PC hardware specifications for complex simulations

Dear FLUKA experts,
During my work, I need to simulate complex geometries for shilding and radiation protection calculations. Those simulations tend to take up to several weeks long for buildings with three floors, for example, in order to aquire adequate statistics.

From you experience, what should be taken into account regarding PC hardware specifications, consedering my main interest is reducing the calculation time?
I am aware of the biasing option in FLUKA, but it is not always possible to implement it in my case.
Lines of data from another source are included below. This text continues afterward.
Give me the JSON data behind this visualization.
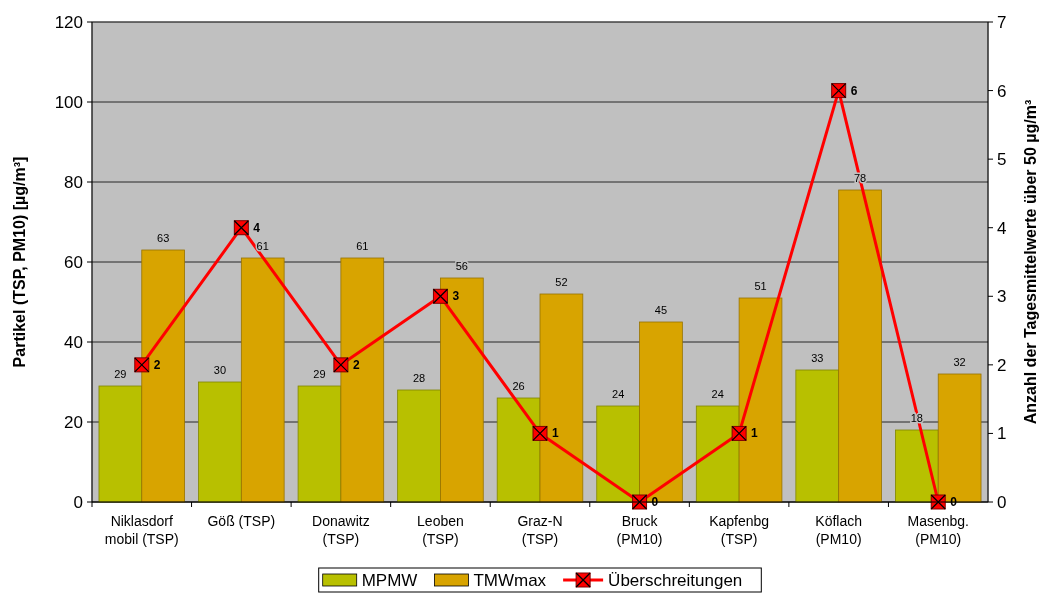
{
  "chart_data": {
    "type": "bar",
    "categories": [
      "Niklasdorf\nmobil (TSP)",
      "Göß (TSP)",
      "Donawitz\n(TSP)",
      "Leoben\n(TSP)",
      "Graz-N\n(TSP)",
      "Bruck\n(PM10)",
      "Kapfenbg\n(TSP)",
      "Köflach\n(PM10)",
      "Masenbg.\n(PM10)"
    ],
    "series": [
      {
        "name": "MPMW",
        "color": "#b8c000",
        "values": [
          29,
          30,
          29,
          28,
          26,
          24,
          24,
          33,
          18
        ]
      },
      {
        "name": "TMWmax",
        "color": "#d8a400",
        "values": [
          63,
          61,
          61,
          56,
          52,
          45,
          51,
          78,
          32
        ]
      },
      {
        "name": "Überschreitungen",
        "type": "line",
        "axis": "y2",
        "color": "#ff0000",
        "marker": "square",
        "values": [
          2,
          4,
          2,
          3,
          1,
          0,
          1,
          6,
          0
        ]
      }
    ],
    "ylabel": "Partikel (TSP, PM10) [µg/m³]",
    "y2label": "Anzahl der Tagesmittelwerte über 50 µg/m³",
    "ylim": [
      0,
      120
    ],
    "yticks": [
      0,
      20,
      40,
      60,
      80,
      100,
      120
    ],
    "y2lim": [
      0,
      7
    ],
    "y2ticks": [
      0,
      1,
      2,
      3,
      4,
      5,
      6,
      7
    ],
    "grid": "y",
    "legend": "bottom",
    "data_labels": true
  }
}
Currently I have a machine with ~200 GB RAM and 44 cores, with an SSD disk.

Thank you in advance,
Hen Shukrun

Dear Rachel,

the speed of the FLUKA simulations mainly depend on the speed and number of CPU cores. Usually the complex simulations are run on HPC clusters, where one can access hundreds or even thousands of CPUs at a time.

If you don’t have access to a cluster, you can still try to optimize your geometry. For example:

  • Do you need the whole building simulated?
  • Are you getting good statistics everywhere, or only at the area of interest?

I hope this helps.

Cheers,
David

Pay also attention on L1,2,3 cache sizes. Your memory must be fast: fast cpu with slow memory runs slow. Due to random nature of Monte Carlo most references to memory give cache misses therefore memory performance really matters.
Be also careful with systems where cores split between two sockets due to the NUMA issues.

several weeks long

Wow! Use variance reduction. In the analogue calculations the error is inversely proportional to sqrt(number of incident particles) which means that at first it drops fast but then only slowly decreases with number of incident particles making the rest of your calculation highly inefficient. Correct use of variance reduction can give you orders of magnitude increase in speed.

I am aware of the biasing option in FLUKA, but it is not always possible to implement it in my case.

I can’t easily imagine a situation where biasing would not help, but I’ve seen many problems where the absence of variance reduction would cause undersampling of the phase space and therefore bias your estimator.

If you can’t solve your problem within several hours you are doing something wrong.